You can change the options and packages with the Options and Packages
item on the Typeset menu.
Additional LaTeX packages.
The
supplied LaTeX packages provide even more control. By adding packages
to your document, you can achieve a variety of typesetting effects. For
example, you can add packages that switch between single and multiple
columns of text on a single page; create endnotes from footnotes; or
govern the appearance of footnotes, including their numbering or symbol
scheme.
Easy generation of front and back matter.
You
can create a table of contents easily by inserting a command into the
Front Matter section of your document. When you typeset your document,
LaTeX automatically generates the table of contents from the section
headings you have created. Similarly, you can create an index by
inserting index entries throughout your document, and letting LaTeX
generate the index pages. An index can have primary, secondary, and
tertiary references, and can also point the reader to other entries in
the index.
Automatic numbering of theorems, lemmas, and other theorem environments.
You
can number theorems, lemmas, propositions, and conjectures in a variety
of styles. You control whether they are each numbered in the same or
separate sequences, so that your theorem environments might be numbered
as Theorem 1, Lemma 2, Theorem 3, Conjecture 4, Lemma 5..., or as
Theorem 1, Lemma1, Theorem 2, Conjecture 1, Lemma 2.... As an option,
you can reset the numbering at the beginning of each chapter or
section, and you can include the chapter and section numbers in the
number.
Automatic cross-referencing.
You can
create automatically generated cross-references to equations, tables,
figures, pages, and other numbered objects elsewhere in your document.

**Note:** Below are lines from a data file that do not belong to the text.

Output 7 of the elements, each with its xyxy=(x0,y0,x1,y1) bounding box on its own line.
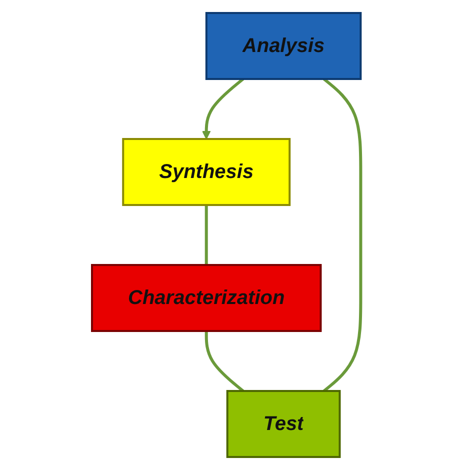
node-box: Analysis xyxy=(205,12,362,80)
connector xyxy=(204,205,208,265)
node-box: Synthesis xyxy=(122,138,290,206)
node-box: Characterization xyxy=(90,264,322,332)
connector xyxy=(322,78,362,392)
connector xyxy=(204,331,244,392)
arrow xyxy=(202,78,244,140)
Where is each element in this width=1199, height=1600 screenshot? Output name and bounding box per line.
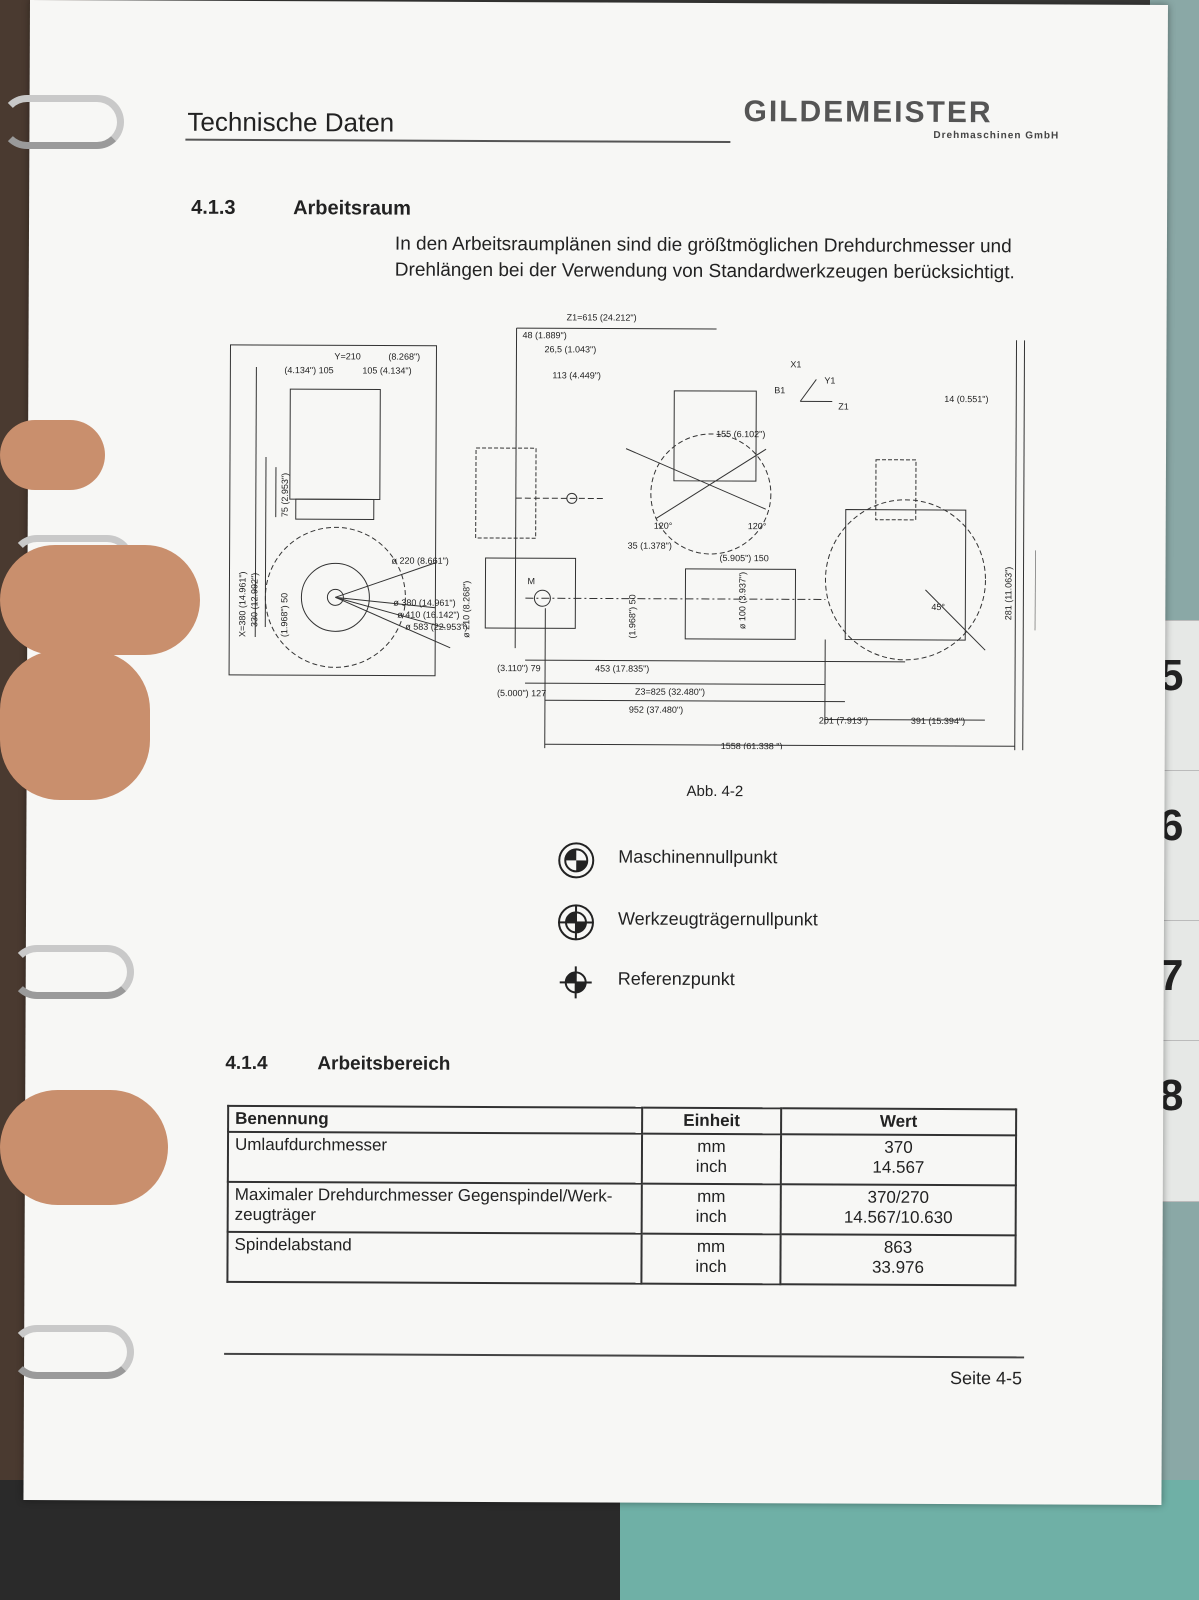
tool-carrier-zero-icon bbox=[557, 904, 594, 941]
figure-caption: Abb. 4-2 bbox=[686, 782, 744, 801]
finger bbox=[0, 1090, 168, 1205]
binder-ring bbox=[10, 945, 134, 999]
svg-text:(4.134") 105: (4.134") 105 bbox=[284, 365, 333, 375]
svg-text:ø 220 (8.661"): ø 220 (8.661") bbox=[392, 556, 449, 566]
tool-carrier-circle bbox=[650, 433, 772, 555]
finger bbox=[0, 650, 150, 800]
page-number: Seite 4-5 bbox=[949, 1368, 1023, 1389]
binder-ring bbox=[10, 1325, 134, 1379]
svg-text:B1: B1 bbox=[774, 385, 785, 395]
footer-rule bbox=[224, 1352, 1025, 1359]
svg-text:48 (1.889"): 48 (1.889") bbox=[523, 330, 567, 340]
svg-text:(1.968") 50: (1.968") 50 bbox=[627, 594, 637, 638]
svg-text:(8.268"): (8.268") bbox=[388, 352, 420, 362]
column-header: Wert bbox=[781, 1108, 1017, 1136]
document-page: Technische Daten GILDEMEISTER Drehmaschi… bbox=[23, 0, 1168, 1505]
workspace-drawing: Z1=615 (24.212") 48 (1.889") 26,5 (1.043… bbox=[228, 312, 1037, 750]
section-number: 4.1.4 bbox=[225, 1052, 268, 1075]
spindle-center bbox=[326, 588, 344, 606]
svg-text:(5.905") 150: (5.905") 150 bbox=[720, 553, 769, 563]
section-title: Arbeitsraum bbox=[293, 197, 411, 220]
svg-text:14 (0.551"): 14 (0.551") bbox=[944, 394, 988, 404]
legend-label: Werkzeugträgernullpunkt bbox=[617, 908, 818, 930]
company-logo: GILDEMEISTER bbox=[743, 95, 993, 130]
svg-text:120°: 120° bbox=[654, 521, 673, 531]
svg-text:952 (37.480"): 952 (37.480") bbox=[629, 705, 683, 715]
svg-text:Y=210: Y=210 bbox=[334, 351, 360, 361]
svg-text:ø 583 (22.953"): ø 583 (22.953") bbox=[405, 622, 467, 632]
svg-text:Y1: Y1 bbox=[824, 375, 835, 385]
svg-text:120°: 120° bbox=[748, 521, 767, 531]
work-area-table: Benennung Einheit Wert Umlaufdurchmesser… bbox=[226, 1105, 1017, 1286]
svg-text:M: M bbox=[527, 576, 535, 586]
svg-text:X1: X1 bbox=[790, 359, 801, 369]
svg-text:113 (4.449"): 113 (4.449") bbox=[552, 370, 601, 380]
svg-text:Z1=615 (24.212"): Z1=615 (24.212") bbox=[567, 312, 637, 322]
svg-text:26,5 (1.043"): 26,5 (1.043") bbox=[544, 344, 596, 354]
left-view-frame bbox=[228, 344, 437, 677]
sub-spindle-unit bbox=[844, 509, 967, 641]
spindle-housing bbox=[475, 447, 537, 539]
finger bbox=[0, 420, 105, 490]
svg-text:391 (15.394"): 391 (15.394") bbox=[911, 716, 965, 726]
svg-text:(5.000") 127: (5.000") 127 bbox=[497, 688, 546, 698]
binder-ring bbox=[0, 95, 124, 149]
column-header: Einheit bbox=[642, 1107, 782, 1135]
svg-text:75 (2.953"): 75 (2.953") bbox=[280, 473, 290, 517]
table-cell-name: Umlaufdurchmesser bbox=[227, 1131, 643, 1184]
svg-text:X=380 (14.961"): X=380 (14.961") bbox=[237, 571, 247, 637]
header-rule bbox=[185, 138, 731, 144]
finger bbox=[0, 545, 200, 655]
svg-text:Z1: Z1 bbox=[838, 402, 849, 412]
column-header: Benennung bbox=[228, 1105, 643, 1134]
counter-spindle bbox=[684, 568, 797, 640]
svg-text:453 (17.835"): 453 (17.835") bbox=[595, 663, 649, 673]
svg-text:330 (12.992"): 330 (12.992") bbox=[249, 573, 259, 627]
table-cell-name: Spindelabstand bbox=[227, 1231, 642, 1284]
svg-text:ø 410 (16.142"): ø 410 (16.142") bbox=[397, 610, 459, 620]
svg-text:35 (1.378"): 35 (1.378") bbox=[628, 541, 672, 551]
svg-text:ø 380 (14.961"): ø 380 (14.961") bbox=[393, 598, 455, 608]
legend-label: Referenzpunkt bbox=[617, 968, 735, 990]
company-logo-subtitle: Drehmaschinen GmbH bbox=[933, 129, 1060, 142]
svg-text:45°: 45° bbox=[931, 602, 945, 612]
svg-text:1558 (61.338 "): 1558 (61.338 ") bbox=[721, 741, 783, 750]
machine-zero-icon bbox=[558, 842, 595, 879]
swing-circle-inner bbox=[300, 562, 370, 632]
section-title: Arbeitsbereich bbox=[317, 1053, 451, 1075]
table-header-row: Benennung Einheit Wert bbox=[228, 1105, 1017, 1136]
svg-text:201 (7.913"): 201 (7.913") bbox=[819, 715, 868, 725]
svg-text:(1.968") 50: (1.968") 50 bbox=[279, 593, 289, 637]
svg-text:ø 100 (3.937"): ø 100 (3.937") bbox=[737, 572, 747, 629]
legend-label: Maschinennullpunkt bbox=[618, 846, 778, 868]
table-row: Maximaler Drehdurchmesser Gegenspindel/W… bbox=[227, 1181, 1016, 1236]
svg-text:155 (6.102"): 155 (6.102") bbox=[716, 429, 765, 439]
svg-text:ø 210 (8.268"): ø 210 (8.268") bbox=[461, 581, 471, 638]
svg-text:281 (11.063"): 281 (11.063") bbox=[1003, 567, 1013, 621]
section-number: 4.1.3 bbox=[191, 196, 236, 219]
header-title: Technische Daten bbox=[187, 106, 395, 138]
svg-text:(3.110") 79: (3.110") 79 bbox=[497, 663, 541, 673]
intro-text: In den Arbeitsraumplänen sind die größtm… bbox=[394, 233, 1015, 284]
reference-point-icon bbox=[559, 966, 592, 999]
svg-text:Z3=825 (32.480"): Z3=825 (32.480") bbox=[635, 687, 705, 697]
table-cell-name: Maximaler Drehdurchmesser Gegenspindel/W… bbox=[227, 1181, 642, 1234]
turret-body bbox=[289, 388, 381, 501]
main-spindle bbox=[484, 557, 577, 629]
svg-text:105 (4.134"): 105 (4.134") bbox=[362, 365, 411, 375]
turret-base bbox=[295, 498, 375, 521]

You don't have to know the object or page number in advance. When you
typeset, LaTeX inserts the number of the referenced object in the text.
Automatic bibliography generation.
Scientific
WorkPlace and Scientific Word include BibTeX for automatic
bibliographies. You select references from a BibTeX database of
references, and BibTeX formats them according to the bibliography style
you select. Scientific WorkPlace and Scientific Word also include tools
for the maintenance of the BibTeX database. LaTeX Packages such as
EndNotes can save references in BibTeX format.